Sur la nécessité d’ordre public de l’état-civil 

  1. Considérant qu’un nouvel élément est apporté dans la présente loi pour permettre d’identifier, d’individualiser chaque personne dès sa naissance ; qu’ainsi l’article 38 dispose qu’ « il est attribué à chaque personne à la naissance, un numéro unique d’identification, délivré par l’Etat, appliqué dans tout le territoire, permettant de l’individualiser et de l’identifier. Les conditions et modalités d’attribution de cet identifiant sont fixées par voie réglementaire. Cet identifiant doit figurer dans les actes d’état civil et les actes de l’administration nécessitant l’identification d’une personne» ;
  1. Considérant que l’Etat n’est rien sans état-civil de sa population, sans recensement, sans identification et mesures statistiques complètes ; que le droit international n’est rien sans état-civil incontestable et infalsifiable ; qu’il n’y a pas de politique publique, d’ordre public sans état-civil ;
  1. Considérant qu’il existe toujours le risque d’abus de droit si l’état-civil comprend des informations au-delà des nécessités de l’ordre public (intimité, fichiers discriminatoires, etc.) ; que les termes « actes de l’administration nécessitant l’identification d’une personne » prêtent à discussion et peut porter atteinte à l’intégrité de l’individu ; que les mots « actes de l’administration » devraient être bien définis, l’identifiant ne devant servir que pour les actes d’état civil ;

 

EN CONSEQUENCE

D E C I D E :

Article premier.- Les termes « certaines autorités administratives énumérées par voie règlementaire peuvent en requérir communication » de l’article 13 de la loi n°2018-027 relative à l’état-civil ne sont pas conformes à la Constitution et doivent être extirpés de la loi.

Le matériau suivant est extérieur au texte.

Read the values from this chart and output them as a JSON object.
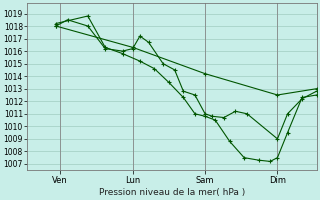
{
  "background_color": "#c8eee8",
  "grid_color": "#a0ccc0",
  "line_color": "#005500",
  "ylabel_text": "Pression niveau de la mer( hPa )",
  "ylim": [
    1006.5,
    1019.8
  ],
  "yticks": [
    1007,
    1008,
    1009,
    1010,
    1011,
    1012,
    1013,
    1014,
    1015,
    1016,
    1017,
    1018,
    1019
  ],
  "xlim": [
    0,
    1.0
  ],
  "xtick_positions": [
    0.115,
    0.365,
    0.615,
    0.865
  ],
  "xtick_labels": [
    "Ven",
    "Lun",
    "Sam",
    "Dim"
  ],
  "vline_color": "#888888",
  "series": [
    {
      "x": [
        0.1,
        0.14,
        0.21,
        0.27,
        0.33,
        0.365,
        0.39,
        0.42,
        0.47,
        0.51,
        0.54,
        0.58,
        0.615,
        0.64,
        0.68,
        0.72,
        0.76,
        0.865,
        0.9,
        0.95,
        1.0
      ],
      "y": [
        1018.0,
        1018.5,
        1018.0,
        1016.2,
        1016.0,
        1016.2,
        1017.2,
        1016.7,
        1015.0,
        1014.5,
        1012.8,
        1012.5,
        1011.0,
        1010.8,
        1010.7,
        1011.2,
        1011.0,
        1009.0,
        1011.0,
        1012.2,
        1012.8
      ]
    },
    {
      "x": [
        0.1,
        0.21,
        0.27,
        0.33,
        0.39,
        0.44,
        0.49,
        0.54,
        0.58,
        0.615,
        0.65,
        0.7,
        0.75,
        0.8,
        0.84,
        0.865,
        0.9,
        0.95,
        1.0
      ],
      "y": [
        1018.2,
        1018.8,
        1016.3,
        1015.8,
        1015.2,
        1014.6,
        1013.5,
        1012.3,
        1011.0,
        1010.8,
        1010.5,
        1008.8,
        1007.5,
        1007.3,
        1007.2,
        1007.5,
        1009.5,
        1012.3,
        1012.5
      ]
    },
    {
      "x": [
        0.1,
        0.365,
        0.615,
        0.865,
        1.0
      ],
      "y": [
        1018.0,
        1016.3,
        1014.2,
        1012.5,
        1013.0
      ]
    }
  ]
}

Article 2.La gestion informatisée des données de l’état-civil est soumise à la loi n°2014-038 sur la protection des données à caractère personnel et à la décision n°02-HCC/D3 du 7 janvier 2015 de la Haute Cour Constitutionnelle.

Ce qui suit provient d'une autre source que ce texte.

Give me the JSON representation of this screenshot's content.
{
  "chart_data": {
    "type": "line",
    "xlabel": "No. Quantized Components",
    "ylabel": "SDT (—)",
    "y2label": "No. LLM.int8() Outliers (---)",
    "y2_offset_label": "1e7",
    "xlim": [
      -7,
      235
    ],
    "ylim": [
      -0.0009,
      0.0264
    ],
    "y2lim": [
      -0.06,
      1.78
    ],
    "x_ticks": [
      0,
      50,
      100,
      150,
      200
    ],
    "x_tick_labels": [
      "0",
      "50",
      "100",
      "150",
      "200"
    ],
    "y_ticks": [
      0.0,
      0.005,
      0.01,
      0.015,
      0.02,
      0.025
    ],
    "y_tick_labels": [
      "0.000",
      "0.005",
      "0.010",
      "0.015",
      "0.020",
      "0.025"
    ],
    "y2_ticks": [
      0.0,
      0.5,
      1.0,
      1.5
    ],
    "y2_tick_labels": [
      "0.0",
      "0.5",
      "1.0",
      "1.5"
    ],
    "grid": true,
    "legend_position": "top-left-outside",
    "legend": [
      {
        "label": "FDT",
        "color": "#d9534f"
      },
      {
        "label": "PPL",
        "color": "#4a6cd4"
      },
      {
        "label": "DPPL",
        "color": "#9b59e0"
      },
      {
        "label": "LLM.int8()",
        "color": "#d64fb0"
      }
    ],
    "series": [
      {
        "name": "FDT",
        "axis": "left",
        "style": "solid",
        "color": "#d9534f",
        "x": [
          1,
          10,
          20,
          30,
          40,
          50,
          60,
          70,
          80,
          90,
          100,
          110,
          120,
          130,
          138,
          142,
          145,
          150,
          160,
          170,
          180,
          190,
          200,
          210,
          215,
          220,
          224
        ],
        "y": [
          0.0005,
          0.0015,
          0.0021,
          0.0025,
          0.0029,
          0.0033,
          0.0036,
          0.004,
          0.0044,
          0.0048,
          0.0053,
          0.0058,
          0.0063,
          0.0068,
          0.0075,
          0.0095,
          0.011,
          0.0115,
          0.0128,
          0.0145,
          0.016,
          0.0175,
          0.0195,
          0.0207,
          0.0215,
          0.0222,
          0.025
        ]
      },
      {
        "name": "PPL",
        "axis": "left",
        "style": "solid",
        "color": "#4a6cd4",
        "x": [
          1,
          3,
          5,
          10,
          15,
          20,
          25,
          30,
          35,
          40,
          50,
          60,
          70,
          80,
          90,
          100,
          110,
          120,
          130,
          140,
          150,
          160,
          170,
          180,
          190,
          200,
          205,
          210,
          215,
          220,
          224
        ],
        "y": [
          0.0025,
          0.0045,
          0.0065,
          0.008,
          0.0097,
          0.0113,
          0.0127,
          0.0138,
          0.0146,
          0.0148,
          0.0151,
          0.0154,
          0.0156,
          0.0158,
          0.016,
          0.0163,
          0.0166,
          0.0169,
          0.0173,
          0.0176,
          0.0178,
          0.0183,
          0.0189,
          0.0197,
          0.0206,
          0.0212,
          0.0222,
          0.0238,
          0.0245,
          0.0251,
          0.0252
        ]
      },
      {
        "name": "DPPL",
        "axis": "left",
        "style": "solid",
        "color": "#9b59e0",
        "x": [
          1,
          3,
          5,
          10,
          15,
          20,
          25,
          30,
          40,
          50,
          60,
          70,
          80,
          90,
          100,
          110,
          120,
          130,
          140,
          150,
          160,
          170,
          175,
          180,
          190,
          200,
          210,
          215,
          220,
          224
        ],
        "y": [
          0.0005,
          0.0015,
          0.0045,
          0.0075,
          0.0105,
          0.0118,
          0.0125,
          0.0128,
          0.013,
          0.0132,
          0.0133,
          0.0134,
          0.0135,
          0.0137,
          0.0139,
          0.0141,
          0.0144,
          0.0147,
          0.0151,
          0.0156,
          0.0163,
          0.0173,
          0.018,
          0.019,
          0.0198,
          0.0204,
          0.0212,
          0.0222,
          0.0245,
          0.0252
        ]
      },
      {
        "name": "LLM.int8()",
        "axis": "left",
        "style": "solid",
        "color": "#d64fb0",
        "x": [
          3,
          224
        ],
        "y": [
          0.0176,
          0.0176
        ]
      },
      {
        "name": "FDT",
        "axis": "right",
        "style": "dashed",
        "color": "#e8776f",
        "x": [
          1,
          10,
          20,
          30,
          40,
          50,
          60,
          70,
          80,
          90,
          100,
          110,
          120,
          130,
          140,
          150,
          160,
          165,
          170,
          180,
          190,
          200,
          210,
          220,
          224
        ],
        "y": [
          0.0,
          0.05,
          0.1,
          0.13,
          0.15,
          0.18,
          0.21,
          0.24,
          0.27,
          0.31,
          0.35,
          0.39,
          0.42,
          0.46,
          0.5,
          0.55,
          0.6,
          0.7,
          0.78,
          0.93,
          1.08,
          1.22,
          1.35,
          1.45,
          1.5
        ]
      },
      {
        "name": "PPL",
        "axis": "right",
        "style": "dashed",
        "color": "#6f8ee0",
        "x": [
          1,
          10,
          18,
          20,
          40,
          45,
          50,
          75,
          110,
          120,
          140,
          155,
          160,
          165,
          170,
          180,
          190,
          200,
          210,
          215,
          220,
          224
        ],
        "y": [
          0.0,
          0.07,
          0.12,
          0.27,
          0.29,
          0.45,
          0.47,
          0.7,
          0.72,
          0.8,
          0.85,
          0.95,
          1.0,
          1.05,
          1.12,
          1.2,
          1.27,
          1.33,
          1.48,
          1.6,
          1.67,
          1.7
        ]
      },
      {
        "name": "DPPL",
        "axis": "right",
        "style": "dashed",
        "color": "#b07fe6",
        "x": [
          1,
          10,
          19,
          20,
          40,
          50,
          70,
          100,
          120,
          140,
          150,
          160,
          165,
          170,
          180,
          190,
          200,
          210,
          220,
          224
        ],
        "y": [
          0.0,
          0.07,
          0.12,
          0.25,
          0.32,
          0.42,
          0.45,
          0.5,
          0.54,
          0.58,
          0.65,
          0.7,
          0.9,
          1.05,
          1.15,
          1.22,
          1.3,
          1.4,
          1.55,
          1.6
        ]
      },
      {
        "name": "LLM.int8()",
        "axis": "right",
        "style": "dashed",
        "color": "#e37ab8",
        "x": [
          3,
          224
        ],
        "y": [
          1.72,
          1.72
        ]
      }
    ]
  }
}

Article 3.- Sous réserve de la détermination de l’usage de l’identifiant soulevée au Considérant 20, les dispositions de la loi n°2018-027 relative à l’état civil sont déclarées conformes à la Constitution et peuvent faire l’objet d’une promulgation.

Article 4.La présente Décision sera notifiée au Président de la République, au Président du Sénat, au Président de l’Assemblée Nationale, au Premier Ministre, Chef du Gouvernement et publiée au Journal officiel de la République.

Ainsi délibéré en audience privée tenue à Antananarivo, le mercredi vingt-trois janvier  l’an deux mille dix-neuf à neuf heures, la Haute Cour Constitutionnelle étant composée de :

Monsieur RAKOTOARISOA Jean-Eric, Président

Madame ANDRIANARISOA RAVELOARISOA Fara Alice, Haute Conseillère-Doyenne

Monsieur TSABOTO Jacques Adolphe, Haut Conseiller

Monsieur TIANDRAZANA Jaobe Hilton, Haut Conseiller

Madame RAMIANDRASOA Véronique Jocelyne Danielle, Haute Conseillère

Monsieur DAMA Andrianarisedo Retaf Arsène, Haut Conseiller

Madame RANDRIAMORASATA Maminirina Sahondra, Haute Conseillère

Monsieur ZAFIMIHARY Marcellin, Haut Conseiller

Madame RABETOKOTANY Tahina, Haute Conseillère,

et assistée de Maître RALISON Samuel Andriamorasoa, Greffier en Chef.